Key Changes in SME IPO Regulations
1. Profitability Requirement for IPO Eligibility
To qualify for an IPO, SMEs must now have a minimum operating profit (EBITDA) of ₹1 crore in at least two of the last three financial years. This ensures that only companies with a stable financial track record can enter the public market.
2. Stricter Offer-for-Sale (OFS) Rules
SEBI has capped the OFS component at 20% of the total issue size. Additionally, selling shareholders cannot offload more than 50% of their existing shareholding in the IPO. This move is designed to prevent excessive dilution and ensure that promoters remain committed to their businesses post-listing.
3. Phased Lock-in for Promoter Holdings
Promoters will face stricter lock-in rules for shares exceeding the Minimum Promoter Contribution (MPC). SEBI has mandated a phased release:
50% of excess shares will be unlocked after one year
The remaining 50% will be released after two years
4. Higher Minimum Investment to Curb Speculation
To discourage speculative participation, SEBI has doubled the minimum application size for SME IPOs to two lots. This change is expected to filter out casual investors who invest purely based on market momentum.
5. Greater Transparency: Public Consultation on DRHP
SEBI now requires SME issuers to publish their Draft Red Herring Prospectus (DRHP) for public comments for 21 days.
DRHP must be accessible via QR codes in newspaper ads
It will be available on the SME exchange, issuer’s website, and merchant banker platforms
This ensures that investors and stakeholders can review and raise concerns before IPO approval.
6. Limits on IPO Fund Utilization
SMEs will face stricter rules on how IPO proceeds can be used:
The amount allocated for general corporate purposes (GCP) is capped at 15% of the total issue size or ₹10 crore, whichever is lower.
Companies cannot use IPO funds to repay loans taken from promoters, promoter groups, or related parties.
7. SME Fundraising Without Main Board Migration
SEBI has introduced flexibility for SME-listed firms to raise additional funds without moving to the main board, provided they comply with Listing Obligations and Disclosure Requirements (LODR) applicable to larger firms.
8. Stricter Rules for Related Party Transactions
SME-listed companies will now have to comply with the same related party transaction (RPT) norms that apply to main-board firms. This move strengthens corporate governance and prevents financial mismanagement.
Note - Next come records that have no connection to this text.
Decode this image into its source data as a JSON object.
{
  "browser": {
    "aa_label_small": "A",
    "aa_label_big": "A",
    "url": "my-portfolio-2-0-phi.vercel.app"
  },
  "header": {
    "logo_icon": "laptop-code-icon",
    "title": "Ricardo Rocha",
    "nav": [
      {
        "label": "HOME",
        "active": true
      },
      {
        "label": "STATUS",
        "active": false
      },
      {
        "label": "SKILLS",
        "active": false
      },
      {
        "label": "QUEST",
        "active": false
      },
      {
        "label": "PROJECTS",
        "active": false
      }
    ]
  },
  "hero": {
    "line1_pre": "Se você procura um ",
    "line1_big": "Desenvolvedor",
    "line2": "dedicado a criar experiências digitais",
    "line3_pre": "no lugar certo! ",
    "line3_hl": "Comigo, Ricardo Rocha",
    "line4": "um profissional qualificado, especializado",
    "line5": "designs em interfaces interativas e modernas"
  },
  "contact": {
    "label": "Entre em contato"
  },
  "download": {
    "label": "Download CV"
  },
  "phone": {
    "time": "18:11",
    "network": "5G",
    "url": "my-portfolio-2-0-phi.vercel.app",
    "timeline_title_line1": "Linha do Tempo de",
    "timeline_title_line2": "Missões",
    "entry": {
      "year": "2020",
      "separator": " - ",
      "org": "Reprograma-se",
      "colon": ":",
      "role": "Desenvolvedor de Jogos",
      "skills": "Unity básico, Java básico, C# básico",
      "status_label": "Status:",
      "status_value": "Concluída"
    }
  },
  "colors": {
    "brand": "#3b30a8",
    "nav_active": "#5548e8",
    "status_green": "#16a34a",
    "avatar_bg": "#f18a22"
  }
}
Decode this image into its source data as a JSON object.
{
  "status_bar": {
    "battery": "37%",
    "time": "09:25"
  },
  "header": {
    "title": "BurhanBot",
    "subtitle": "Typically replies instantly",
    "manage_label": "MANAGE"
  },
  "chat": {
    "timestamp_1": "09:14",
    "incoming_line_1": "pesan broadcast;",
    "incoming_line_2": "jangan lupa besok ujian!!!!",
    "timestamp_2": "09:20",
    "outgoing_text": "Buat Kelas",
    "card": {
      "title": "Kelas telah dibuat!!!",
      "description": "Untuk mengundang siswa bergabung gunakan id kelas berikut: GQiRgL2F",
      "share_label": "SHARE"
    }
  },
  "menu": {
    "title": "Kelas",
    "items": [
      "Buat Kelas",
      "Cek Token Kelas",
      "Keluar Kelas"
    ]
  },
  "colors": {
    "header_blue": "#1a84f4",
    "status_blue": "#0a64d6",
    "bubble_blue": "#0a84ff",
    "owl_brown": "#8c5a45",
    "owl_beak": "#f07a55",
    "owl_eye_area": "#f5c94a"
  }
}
Why SEBI Tightened SME IPO Rules
Over the past two years, the SME IPO market has seen significant growth, attracting retail investors in large numbers. In 2024 alone, around 240 SME IPOs raised over ₹8,700 crore, nearly double the ₹4,686 crore raised in 2023. SEBI’s new regulations aim to:
✔ Ensure that only fundamentally strong SMEs go public
✔ Protect investors from speculative IPOs
✔ Improve transparency and governance in SME listings
With these reforms, SEBI is balancing the rapid growth of SME IPOs with stronger investor safeguards and responsible capital raising.